Solving the Differential Equation: (x^2+xy+4x+2y+4)dy/dx = y^2
This article will guide you through solving the differential equation (x^2+xy+4x+2y+4)dy/dx = y^2. This is a first-order, non-linear, and separable differential equation. Let's break down the solution process step-by-step.
1. Separating Variables
The first step is to separate the variables (x and y) on each side of the equation. We can do this by rearranging the terms:
(x^2+xy+4x+2y+4)dy = y^2 dx
Next, we aim to get all the 'y' terms on the left-hand side and all the 'x' terms on the right-hand side:
dy / y^2 = dx / (x^2+xy+4x+2y+4)
2. Simplifying the Right-Hand Side
The right-hand side looks complex.

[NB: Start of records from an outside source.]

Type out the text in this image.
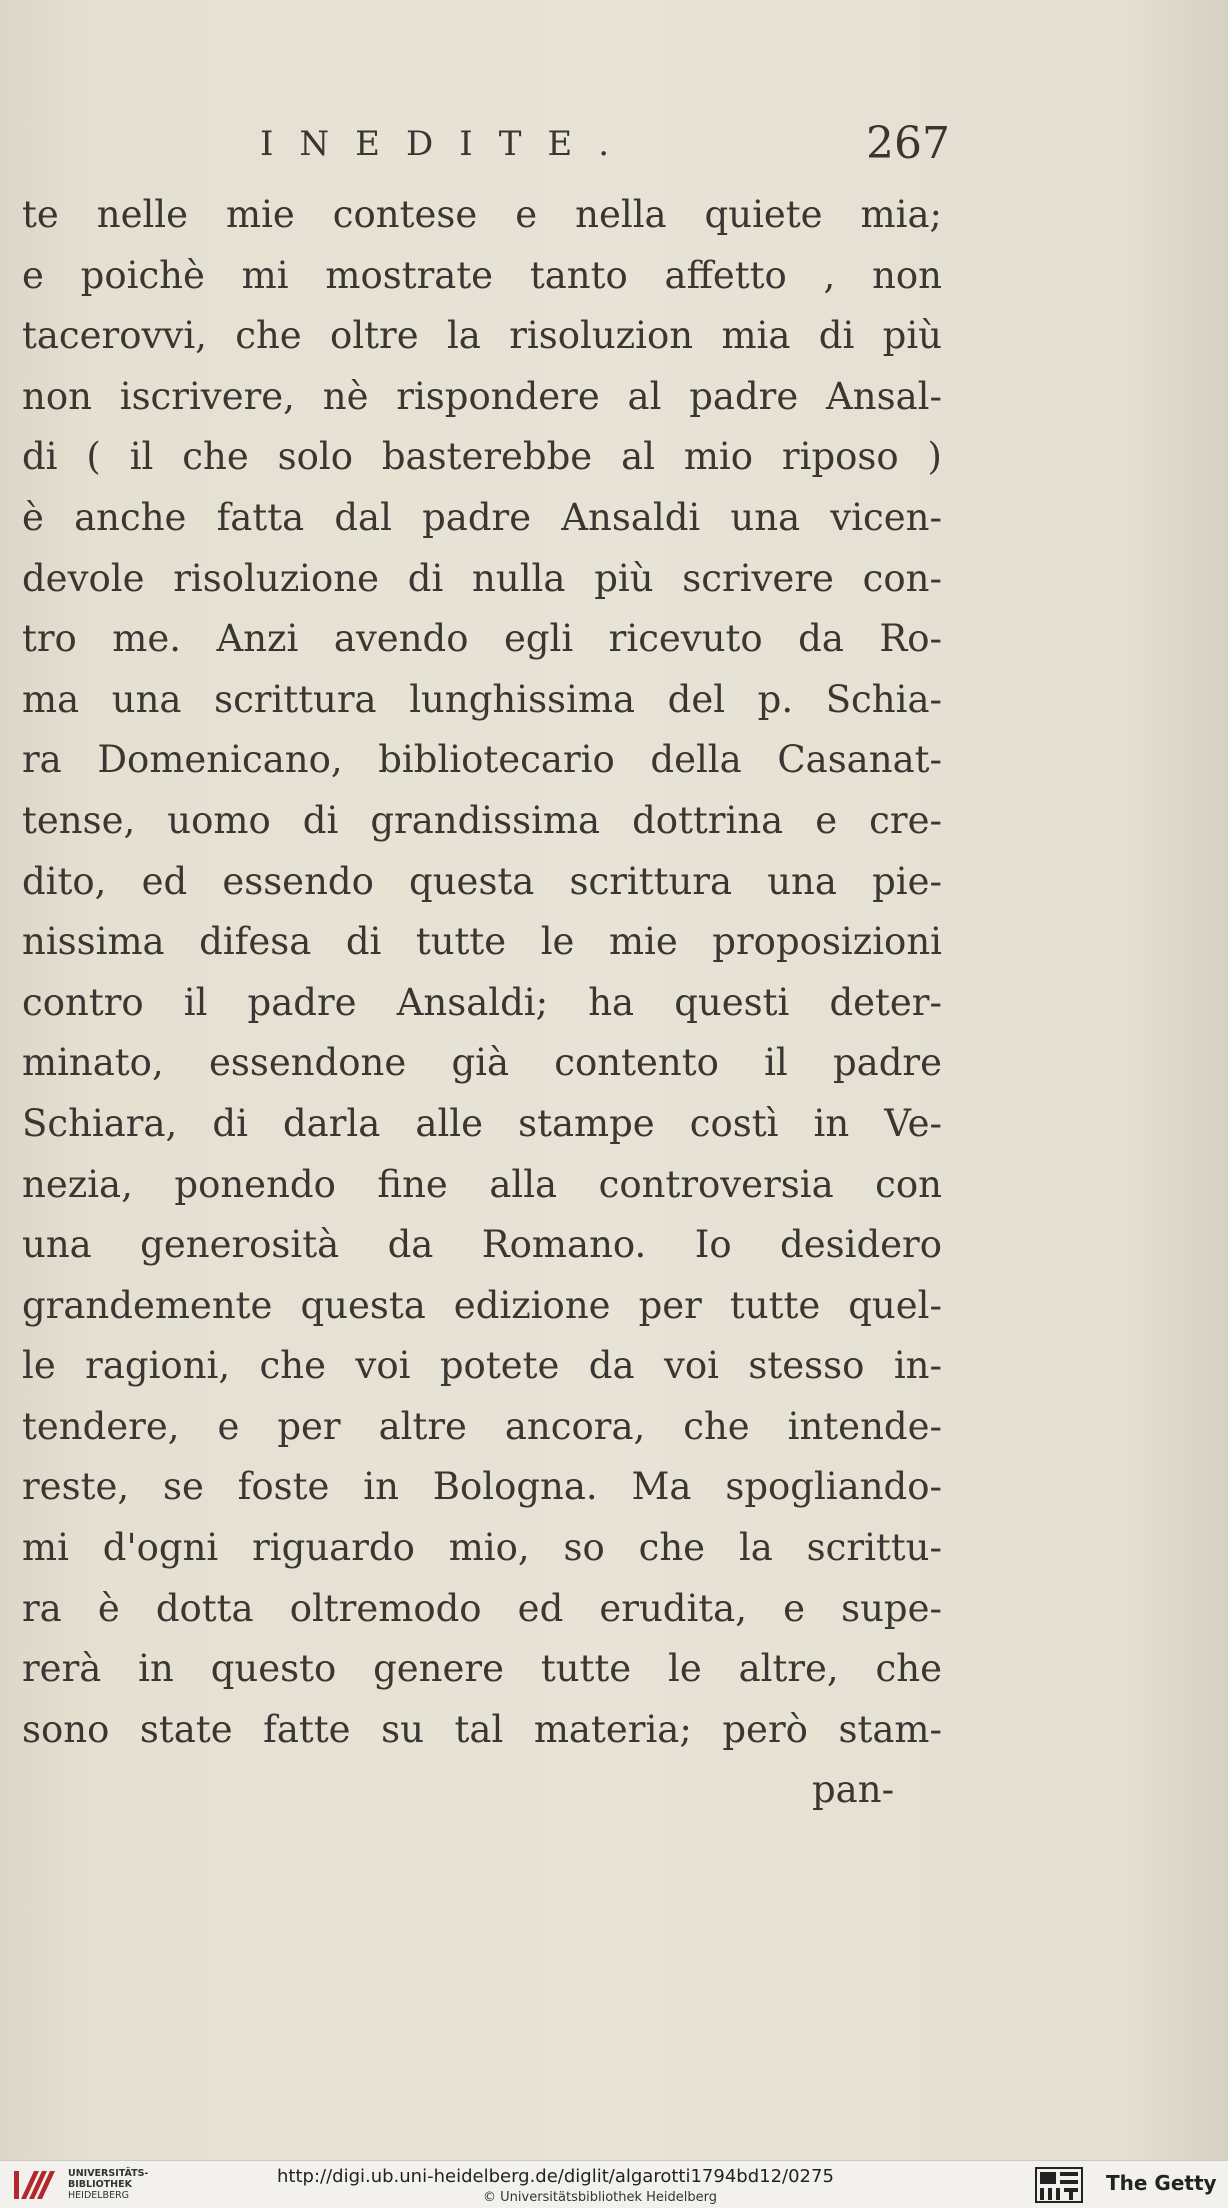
INEDITE.	267
te nelle mie contese e nella quiete mia;
e poichè mi mostrate tanto affetto , non
tacerovvi, che oltre la risoluzion mia di più
non iscrivere, nè rispondere al padre Ansal-
di ( il che solo basterebbe al mio riposo )
è anche fatta dal padre Ansaldi una vicen-
devole risoluzione di nulla più scrivere con-
tro me. Anzi avendo egli ricevuto da Ro-
ma una scrittura lunghissima del p. Schia-
ra Domenicano, bibliotecario della Casanat-
tense, uomo di grandissima dottrina e cre-
dito, ed essendo questa scrittura una pie-
nissima difesa di tutte le mie proposizioni
contro il padre Ansaldi; ha questi deter-
minato, essendone già contento il padre
Schiara, di darla alle stampe costì in Ve-
nezia, ponendo fine alla controversia con
una generosità da Romano. Io desidero
grandemente questa edizione per tutte quel-
le ragioni, che voi potete da voi stesso in-
tendere, e per altre ancora, che intende-
reste, se foste in Bologna. Ma spogliando-
mi d'ogni riguardo mio, so che la scrittu-
ra è dotta oltremodo ed erudita, e supe-
rerà in questo genere tutte le altre, che
sono state fatte su tal materia; però stam-
pan-
UNIVERSITÄTS-
BIBLIOTHEK
HEIDELBERG
http://digi.ub.uni-heidelberg.de/diglit/algarotti1794bd12/0275
© Universitätsbibliothek Heidelberg
The Getty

We can simplify it by factoring the denominator:
dy / y^2 = dx / [(x+2)(x+y+2)]
Now the equation is in a form where we can integrate both sides.
3. Integration
Integrate both sides of the equation:
∫ dy / y^2 = ∫ dx / [(x+2)(x+y+2)]
The left-hand side is a simple integral:
-1/y = ∫ dx / [(x+2)(x+y+2)]
The right-hand side requires a technique called partial fraction decomposition. This involves expressing the integrand as a sum of simpler fractions:
1/[(x+2)(x+y+2)] = A/(x+2) + B/(x+y+2)
Solving for A and B, we find:
A = 1/(y-2)
B = -1/(y-2)
Substituting these back into the integral:
∫ dx / [(x+2)(x+y+2)] = ∫ [1/(y-2)]/(x+2) dx - ∫ [1/(y-2)]/(x+y+2) dx
Now we can integrate each term:
∫ dx / [(x+2)(x+y+2)] = [1/(y-2)] * ln|x+2| - [1/(y-2)] * ln|x+y+2| + C
Where C is the constant of integration.
4. Combining Results and Solving for y
Substituting the results of the integration back into the original equation:
-1/y = [1/(y-2)] * ln|x+2| - [1/(y-2)] * ln|x+y+2| + C
Simplifying and solving for y will provide the general solution to the differential equation.
Note: This solution may involve implicit expressions of y in terms of x and the constant of integration, making it difficult to explicitly solve for y. You may need to use numerical methods or graphical techniques to analyze the solution for specific values of the constant of integration.